A group of local residents is in the process of gathering information for a book on the history of Tabourie. Once published the book will be packed full of stories, characters, photos and factual information.
Tabourie's unique and "quirky" nature will feature strongly in the book. The local residents are combining their efforts to collect information [photos and stories] and get it published.
A few different funding opportunities are being explored. The group is negotiating with a local historian who is keen to help with the book.
The proposed book has already gathered much local interest and the Tabourie Lake Residents and Ratepayers Association Group is helping with the book by applying for grants.
Robyn Perry is one resident heavily involved in the project.
Project starts to gain momentum
The likes of long-term resident Mike James is also involved with the project. The James family owned a shop in Tabourie, which was the centre of the village.
"The shop was also the local real estate agent and where everyone went for everything," Robyn said.
Mike and Robyn are doing a lot of researching, with Robyn's research starting two years ago.
One person with a 70-year history with Tabourie has been in contact.
They have acquired lots of photos and information
"We have a lot of information already - very old information," Robyn said.
"I am the person on the ground and getting locals to feed me memories and photos."
Robyn explains her involvement
Robyn [above] has her own reason for getting involved.
She explained how a long time ago the only thing at Tabourie was a camping ground where the caravan park is now.
"Across the lake, on the sandhill side there were eight little fishing cottages," Robyn said.
"People would rent them to come on holidays and they had quite a history in themselves which will be covered in the book."
The cottages were built just before the war and Robyn has a photo that shows the names of the eight cottages. They all had Indigenous names and Illoura is now Robyn's house
"So this is where I became very interested," she said.
"Three or four of them were actually moved from their positions at the beach on logs, pulled by the old tractor that used to be out the front of Millards Cottage years ago."
They were pulled up to particular blocks of land where a subdivision in the late 1960s/70s had just been started.
Robyn's cottage was put in Bridge Street and she has since bought the house - three years ago. She went on a quest to find out which of the names belonged to her house.
In the course of trying to find out more about her house, Robyn started talking to other locals about the village's history.

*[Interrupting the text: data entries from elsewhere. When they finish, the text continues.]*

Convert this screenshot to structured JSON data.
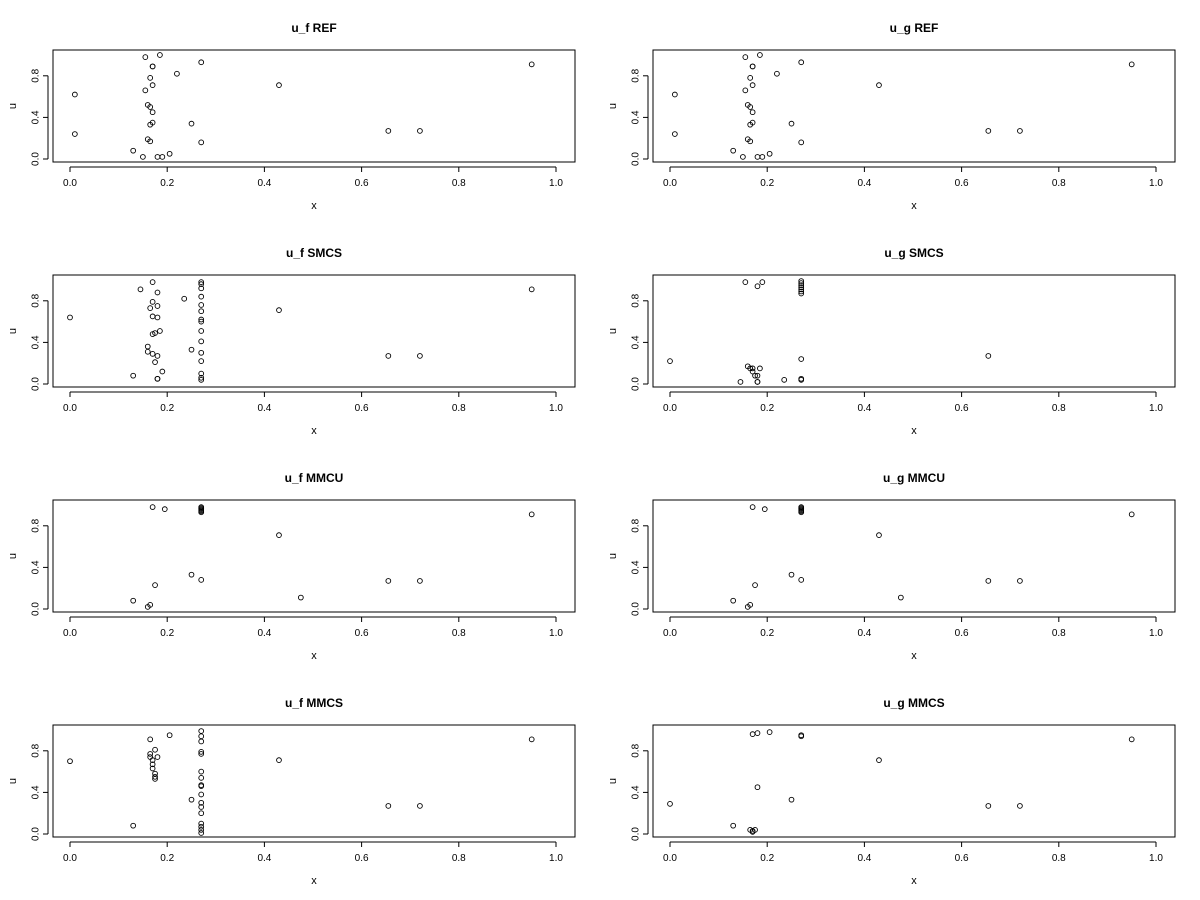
{
  "chart_data": [
    {
      "type": "scatter",
      "title": "u_f REF",
      "xlabel": "x",
      "ylabel": "u",
      "xlim": [
        0,
        1
      ],
      "ylim": [
        0,
        1
      ],
      "xticks": [
        "0.0",
        "0.2",
        "0.4",
        "0.6",
        "0.8",
        "1.0"
      ],
      "yticks": [
        "0.0",
        "0.4",
        "0.8"
      ],
      "points": [
        [
          0.01,
          0.62
        ],
        [
          0.01,
          0.24
        ],
        [
          0.13,
          0.08
        ],
        [
          0.15,
          0.02
        ],
        [
          0.155,
          0.98
        ],
        [
          0.155,
          0.66
        ],
        [
          0.16,
          0.52
        ],
        [
          0.16,
          0.19
        ],
        [
          0.165,
          0.5
        ],
        [
          0.165,
          0.33
        ],
        [
          0.165,
          0.78
        ],
        [
          0.165,
          0.17
        ],
        [
          0.17,
          0.89
        ],
        [
          0.17,
          0.35
        ],
        [
          0.17,
          0.45
        ],
        [
          0.17,
          0.71
        ],
        [
          0.17,
          0.89
        ],
        [
          0.18,
          0.02
        ],
        [
          0.185,
          1.0
        ],
        [
          0.19,
          0.02
        ],
        [
          0.205,
          0.05
        ],
        [
          0.22,
          0.82
        ],
        [
          0.25,
          0.34
        ],
        [
          0.27,
          0.93
        ],
        [
          0.27,
          0.16
        ],
        [
          0.43,
          0.71
        ],
        [
          0.655,
          0.27
        ],
        [
          0.72,
          0.27
        ],
        [
          0.95,
          0.91
        ]
      ]
    },
    {
      "type": "scatter",
      "title": "u_g REF",
      "xlabel": "x",
      "ylabel": "u",
      "xlim": [
        0,
        1
      ],
      "ylim": [
        0,
        1
      ],
      "xticks": [
        "0.0",
        "0.2",
        "0.4",
        "0.6",
        "0.8",
        "1.0"
      ],
      "yticks": [
        "0.0",
        "0.4",
        "0.8"
      ],
      "points": [
        [
          0.01,
          0.62
        ],
        [
          0.01,
          0.24
        ],
        [
          0.13,
          0.08
        ],
        [
          0.15,
          0.02
        ],
        [
          0.155,
          0.98
        ],
        [
          0.155,
          0.66
        ],
        [
          0.16,
          0.52
        ],
        [
          0.16,
          0.19
        ],
        [
          0.165,
          0.5
        ],
        [
          0.165,
          0.33
        ],
        [
          0.165,
          0.78
        ],
        [
          0.165,
          0.17
        ],
        [
          0.17,
          0.89
        ],
        [
          0.17,
          0.35
        ],
        [
          0.17,
          0.45
        ],
        [
          0.17,
          0.71
        ],
        [
          0.17,
          0.89
        ],
        [
          0.18,
          0.02
        ],
        [
          0.185,
          1.0
        ],
        [
          0.19,
          0.02
        ],
        [
          0.205,
          0.05
        ],
        [
          0.22,
          0.82
        ],
        [
          0.25,
          0.34
        ],
        [
          0.27,
          0.93
        ],
        [
          0.27,
          0.16
        ],
        [
          0.43,
          0.71
        ],
        [
          0.655,
          0.27
        ],
        [
          0.72,
          0.27
        ],
        [
          0.95,
          0.91
        ]
      ]
    },
    {
      "type": "scatter",
      "title": "u_f SMCS",
      "xlabel": "x",
      "ylabel": "u",
      "xlim": [
        0,
        1
      ],
      "ylim": [
        0,
        1
      ],
      "xticks": [
        "0.0",
        "0.2",
        "0.4",
        "0.6",
        "0.8",
        "1.0"
      ],
      "yticks": [
        "0.0",
        "0.4",
        "0.8"
      ],
      "points": [
        [
          0.0,
          0.64
        ],
        [
          0.13,
          0.08
        ],
        [
          0.145,
          0.91
        ],
        [
          0.16,
          0.31
        ],
        [
          0.16,
          0.36
        ],
        [
          0.165,
          0.73
        ],
        [
          0.17,
          0.29
        ],
        [
          0.17,
          0.98
        ],
        [
          0.17,
          0.65
        ],
        [
          0.17,
          0.48
        ],
        [
          0.17,
          0.79
        ],
        [
          0.175,
          0.49
        ],
        [
          0.175,
          0.21
        ],
        [
          0.18,
          0.05
        ],
        [
          0.18,
          0.27
        ],
        [
          0.18,
          0.05
        ],
        [
          0.18,
          0.75
        ],
        [
          0.18,
          0.88
        ],
        [
          0.18,
          0.64
        ],
        [
          0.185,
          0.51
        ],
        [
          0.19,
          0.12
        ],
        [
          0.235,
          0.82
        ],
        [
          0.25,
          0.33
        ],
        [
          0.27,
          0.98
        ],
        [
          0.27,
          0.96
        ],
        [
          0.27,
          0.92
        ],
        [
          0.27,
          0.84
        ],
        [
          0.27,
          0.76
        ],
        [
          0.27,
          0.7
        ],
        [
          0.27,
          0.62
        ],
        [
          0.27,
          0.6
        ],
        [
          0.27,
          0.51
        ],
        [
          0.27,
          0.41
        ],
        [
          0.27,
          0.3
        ],
        [
          0.27,
          0.22
        ],
        [
          0.27,
          0.1
        ],
        [
          0.27,
          0.06
        ],
        [
          0.27,
          0.04
        ],
        [
          0.43,
          0.71
        ],
        [
          0.655,
          0.27
        ],
        [
          0.72,
          0.27
        ],
        [
          0.95,
          0.91
        ]
      ]
    },
    {
      "type": "scatter",
      "title": "u_g SMCS",
      "xlabel": "x",
      "ylabel": "u",
      "xlim": [
        0,
        1
      ],
      "ylim": [
        0,
        1
      ],
      "xticks": [
        "0.0",
        "0.2",
        "0.4",
        "0.6",
        "0.8",
        "1.0"
      ],
      "yticks": [
        "0.0",
        "0.4",
        "0.8"
      ],
      "points": [
        [
          0.0,
          0.22
        ],
        [
          0.145,
          0.02
        ],
        [
          0.155,
          0.98
        ],
        [
          0.16,
          0.17
        ],
        [
          0.165,
          0.15
        ],
        [
          0.17,
          0.15
        ],
        [
          0.17,
          0.12
        ],
        [
          0.175,
          0.08
        ],
        [
          0.18,
          0.02
        ],
        [
          0.18,
          0.02
        ],
        [
          0.18,
          0.94
        ],
        [
          0.18,
          0.08
        ],
        [
          0.185,
          0.15
        ],
        [
          0.19,
          0.98
        ],
        [
          0.235,
          0.04
        ],
        [
          0.27,
          0.99
        ],
        [
          0.27,
          0.97
        ],
        [
          0.27,
          0.95
        ],
        [
          0.27,
          0.93
        ],
        [
          0.27,
          0.91
        ],
        [
          0.27,
          0.89
        ],
        [
          0.27,
          0.87
        ],
        [
          0.27,
          0.24
        ],
        [
          0.27,
          0.05
        ],
        [
          0.27,
          0.04
        ],
        [
          0.655,
          0.27
        ]
      ]
    },
    {
      "type": "scatter",
      "title": "u_f MMCU",
      "xlabel": "x",
      "ylabel": "u",
      "xlim": [
        0,
        1
      ],
      "ylim": [
        0,
        1
      ],
      "xticks": [
        "0.0",
        "0.2",
        "0.4",
        "0.6",
        "0.8",
        "1.0"
      ],
      "yticks": [
        "0.0",
        "0.4",
        "0.8"
      ],
      "points": [
        [
          0.13,
          0.08
        ],
        [
          0.16,
          0.02
        ],
        [
          0.165,
          0.04
        ],
        [
          0.17,
          0.98
        ],
        [
          0.175,
          0.23
        ],
        [
          0.195,
          0.96
        ],
        [
          0.25,
          0.33
        ],
        [
          0.27,
          0.98
        ],
        [
          0.27,
          0.97
        ],
        [
          0.27,
          0.96
        ],
        [
          0.27,
          0.95
        ],
        [
          0.27,
          0.94
        ],
        [
          0.27,
          0.93
        ],
        [
          0.27,
          0.28
        ],
        [
          0.43,
          0.71
        ],
        [
          0.475,
          0.11
        ],
        [
          0.655,
          0.27
        ],
        [
          0.72,
          0.27
        ],
        [
          0.95,
          0.91
        ]
      ]
    },
    {
      "type": "scatter",
      "title": "u_g MMCU",
      "xlabel": "x",
      "ylabel": "u",
      "xlim": [
        0,
        1
      ],
      "ylim": [
        0,
        1
      ],
      "xticks": [
        "0.0",
        "0.2",
        "0.4",
        "0.6",
        "0.8",
        "1.0"
      ],
      "yticks": [
        "0.0",
        "0.4",
        "0.8"
      ],
      "points": [
        [
          0.13,
          0.08
        ],
        [
          0.16,
          0.02
        ],
        [
          0.165,
          0.04
        ],
        [
          0.17,
          0.98
        ],
        [
          0.175,
          0.23
        ],
        [
          0.195,
          0.96
        ],
        [
          0.25,
          0.33
        ],
        [
          0.27,
          0.98
        ],
        [
          0.27,
          0.97
        ],
        [
          0.27,
          0.96
        ],
        [
          0.27,
          0.95
        ],
        [
          0.27,
          0.94
        ],
        [
          0.27,
          0.93
        ],
        [
          0.27,
          0.28
        ],
        [
          0.43,
          0.71
        ],
        [
          0.475,
          0.11
        ],
        [
          0.655,
          0.27
        ],
        [
          0.72,
          0.27
        ],
        [
          0.95,
          0.91
        ]
      ]
    },
    {
      "type": "scatter",
      "title": "u_f MMCS",
      "xlabel": "x",
      "ylabel": "u",
      "xlim": [
        0,
        1
      ],
      "ylim": [
        0,
        1
      ],
      "xticks": [
        "0.0",
        "0.2",
        "0.4",
        "0.6",
        "0.8",
        "1.0"
      ],
      "yticks": [
        "0.0",
        "0.4",
        "0.8"
      ],
      "points": [
        [
          0.0,
          0.7
        ],
        [
          0.13,
          0.08
        ],
        [
          0.165,
          0.91
        ],
        [
          0.165,
          0.77
        ],
        [
          0.165,
          0.74
        ],
        [
          0.17,
          0.71
        ],
        [
          0.17,
          0.67
        ],
        [
          0.17,
          0.63
        ],
        [
          0.175,
          0.58
        ],
        [
          0.175,
          0.55
        ],
        [
          0.175,
          0.53
        ],
        [
          0.175,
          0.81
        ],
        [
          0.18,
          0.74
        ],
        [
          0.205,
          0.95
        ],
        [
          0.25,
          0.33
        ],
        [
          0.27,
          0.99
        ],
        [
          0.27,
          0.94
        ],
        [
          0.27,
          0.89
        ],
        [
          0.27,
          0.79
        ],
        [
          0.27,
          0.77
        ],
        [
          0.27,
          0.6
        ],
        [
          0.27,
          0.54
        ],
        [
          0.27,
          0.47
        ],
        [
          0.27,
          0.46
        ],
        [
          0.27,
          0.38
        ],
        [
          0.27,
          0.3
        ],
        [
          0.27,
          0.26
        ],
        [
          0.27,
          0.2
        ],
        [
          0.27,
          0.1
        ],
        [
          0.27,
          0.07
        ],
        [
          0.27,
          0.04
        ],
        [
          0.27,
          0.01
        ],
        [
          0.43,
          0.71
        ],
        [
          0.655,
          0.27
        ],
        [
          0.72,
          0.27
        ],
        [
          0.95,
          0.91
        ]
      ]
    },
    {
      "type": "scatter",
      "title": "u_g MMCS",
      "xlabel": "x",
      "ylabel": "u",
      "xlim": [
        0,
        1
      ],
      "ylim": [
        0,
        1
      ],
      "xticks": [
        "0.0",
        "0.2",
        "0.4",
        "0.6",
        "0.8",
        "1.0"
      ],
      "yticks": [
        "0.0",
        "0.4",
        "0.8"
      ],
      "points": [
        [
          0.0,
          0.29
        ],
        [
          0.13,
          0.08
        ],
        [
          0.165,
          0.04
        ],
        [
          0.17,
          0.03
        ],
        [
          0.17,
          0.02
        ],
        [
          0.175,
          0.04
        ],
        [
          0.17,
          0.96
        ],
        [
          0.18,
          0.97
        ],
        [
          0.18,
          0.45
        ],
        [
          0.205,
          0.98
        ],
        [
          0.25,
          0.33
        ],
        [
          0.27,
          0.95
        ],
        [
          0.27,
          0.94
        ],
        [
          0.43,
          0.71
        ],
        [
          0.655,
          0.27
        ],
        [
          0.72,
          0.27
        ],
        [
          0.95,
          0.91
        ]
      ]
    }
  ]
}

A story which will be put in the book details a case that went to the High Court when an attempt was made to renew the lease for the popular fishing cottages.
More information is welcome
Robyn is always pushing for more information.

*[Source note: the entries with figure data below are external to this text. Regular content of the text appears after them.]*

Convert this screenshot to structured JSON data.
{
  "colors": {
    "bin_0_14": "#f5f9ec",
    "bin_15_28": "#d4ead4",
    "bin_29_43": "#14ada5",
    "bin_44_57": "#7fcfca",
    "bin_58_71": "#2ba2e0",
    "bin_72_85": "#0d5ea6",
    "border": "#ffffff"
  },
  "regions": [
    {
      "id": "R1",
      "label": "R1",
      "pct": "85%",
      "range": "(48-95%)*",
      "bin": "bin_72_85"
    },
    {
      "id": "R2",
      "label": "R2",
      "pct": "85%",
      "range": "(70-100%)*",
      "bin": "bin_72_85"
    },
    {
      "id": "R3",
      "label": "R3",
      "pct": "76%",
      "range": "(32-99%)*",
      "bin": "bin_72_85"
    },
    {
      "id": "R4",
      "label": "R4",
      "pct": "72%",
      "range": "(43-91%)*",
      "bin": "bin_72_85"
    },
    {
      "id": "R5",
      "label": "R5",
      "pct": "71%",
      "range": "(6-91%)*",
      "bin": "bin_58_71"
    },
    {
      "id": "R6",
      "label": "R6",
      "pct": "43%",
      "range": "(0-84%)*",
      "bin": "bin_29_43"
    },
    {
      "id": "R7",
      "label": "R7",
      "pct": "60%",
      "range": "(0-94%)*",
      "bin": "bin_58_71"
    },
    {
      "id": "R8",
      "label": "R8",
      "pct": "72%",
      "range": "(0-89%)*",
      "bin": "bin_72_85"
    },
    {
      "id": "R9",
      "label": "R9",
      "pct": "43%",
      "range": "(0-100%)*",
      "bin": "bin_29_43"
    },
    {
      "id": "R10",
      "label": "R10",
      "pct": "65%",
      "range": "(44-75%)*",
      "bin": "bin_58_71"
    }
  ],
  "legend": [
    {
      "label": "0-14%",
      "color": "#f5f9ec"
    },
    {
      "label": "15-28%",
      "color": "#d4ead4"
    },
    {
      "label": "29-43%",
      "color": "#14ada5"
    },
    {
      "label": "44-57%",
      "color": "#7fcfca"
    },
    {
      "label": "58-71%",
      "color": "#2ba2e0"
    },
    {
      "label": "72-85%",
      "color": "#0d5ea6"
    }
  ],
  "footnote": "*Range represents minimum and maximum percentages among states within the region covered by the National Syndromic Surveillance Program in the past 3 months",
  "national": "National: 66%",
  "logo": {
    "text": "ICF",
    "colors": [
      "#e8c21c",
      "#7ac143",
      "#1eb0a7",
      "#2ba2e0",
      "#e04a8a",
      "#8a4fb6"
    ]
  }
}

"There are a lot of people in Tabourie that live there now, had holiday houses, started their Tabourie lives off in the camping ground or in the cottages - even back when they were babies with their parents. These people have lots and lots of memories of fun times and photos," she said.

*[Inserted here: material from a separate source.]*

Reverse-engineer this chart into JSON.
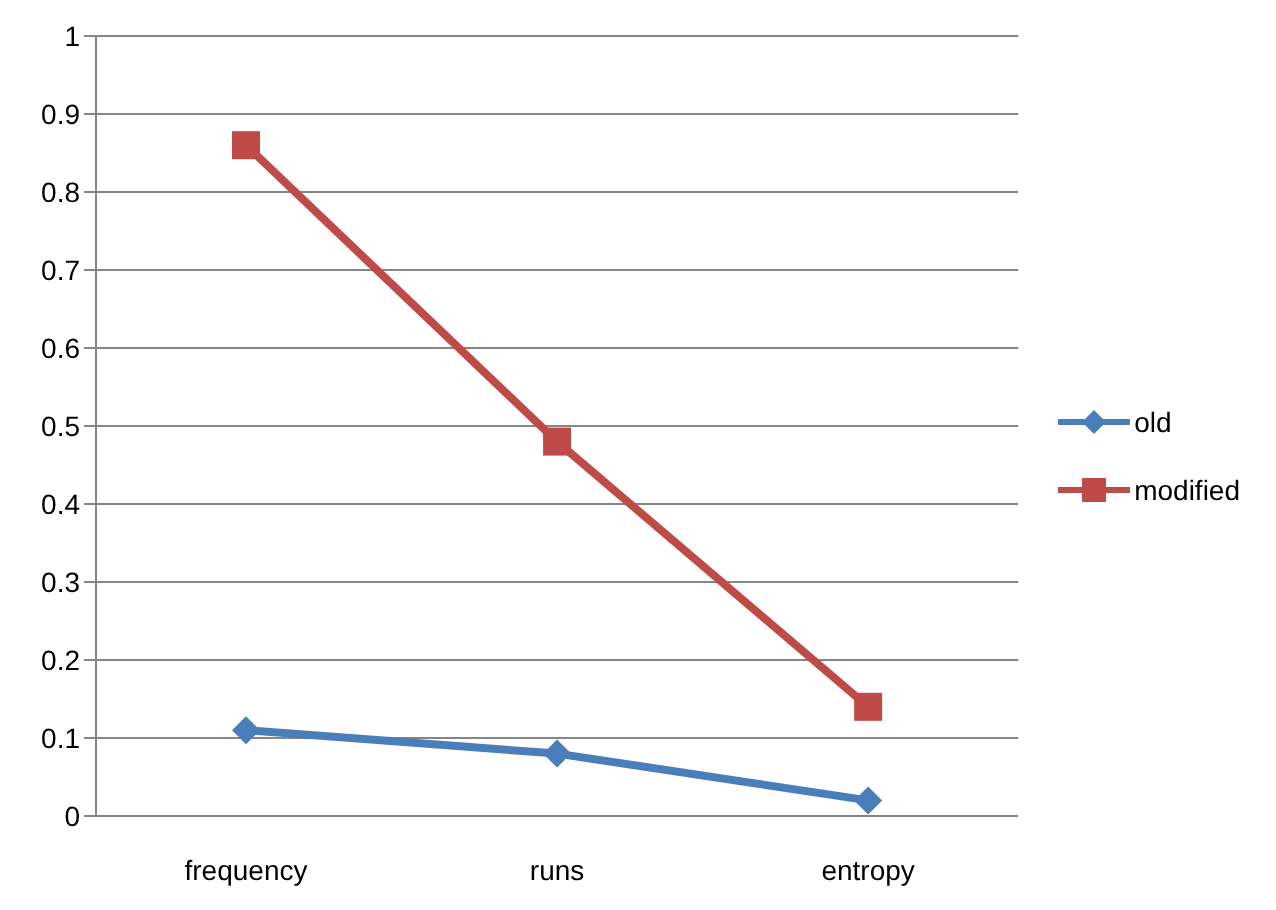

Robyn wants the book to be full of the characters of Tabourie and capture the village's quirkiness.
"It's the stories about the characters and the funny things that happened which will give the book its flavour," she said.
The book will also include "factual history". Robyn is collecting photos from locals and has 100s of great images in her collection.
An 80-year-old made contact with Robyn and told her the story about when they used to shoot wild pigs in Tabourie.
Robyn loves being part of the project because she loves the village so much.
"Because I love Tabourie I want to know more about it and even the snippets I hear from other people make me interested," she said.
"I would love to be able to go back in time to see what it was like then."
She added today the village was full of arty musical and environmentally minded people
"It's just the best place to live," she said
Tabourie always had an appeal
It appears Tabourie was a place people always wanted to visit.
Robyn has been told a story about a "well-off" family coming to Tabourie.
"A very wealthy family from Sydney used to come down every so often and this is going back a very long way," she said.
"They used to come by boat from Sydney to Ulladulla and then a horse and cart or a carriage would take them down to Tabourie.
"The family would bring all their staff with them, their cooks, housekeepers and all that kind of thing.
"They would stay for a period of time and they would ride along the lake with the ladies sitting there in their nice dresses and the men standing up rowing."
Not too late to get involved
They have not got a set timeframe for the book's publication which gives people plenty of time to send in their stories and photos
They are also waiting to get funding for the book, via various grants, secured.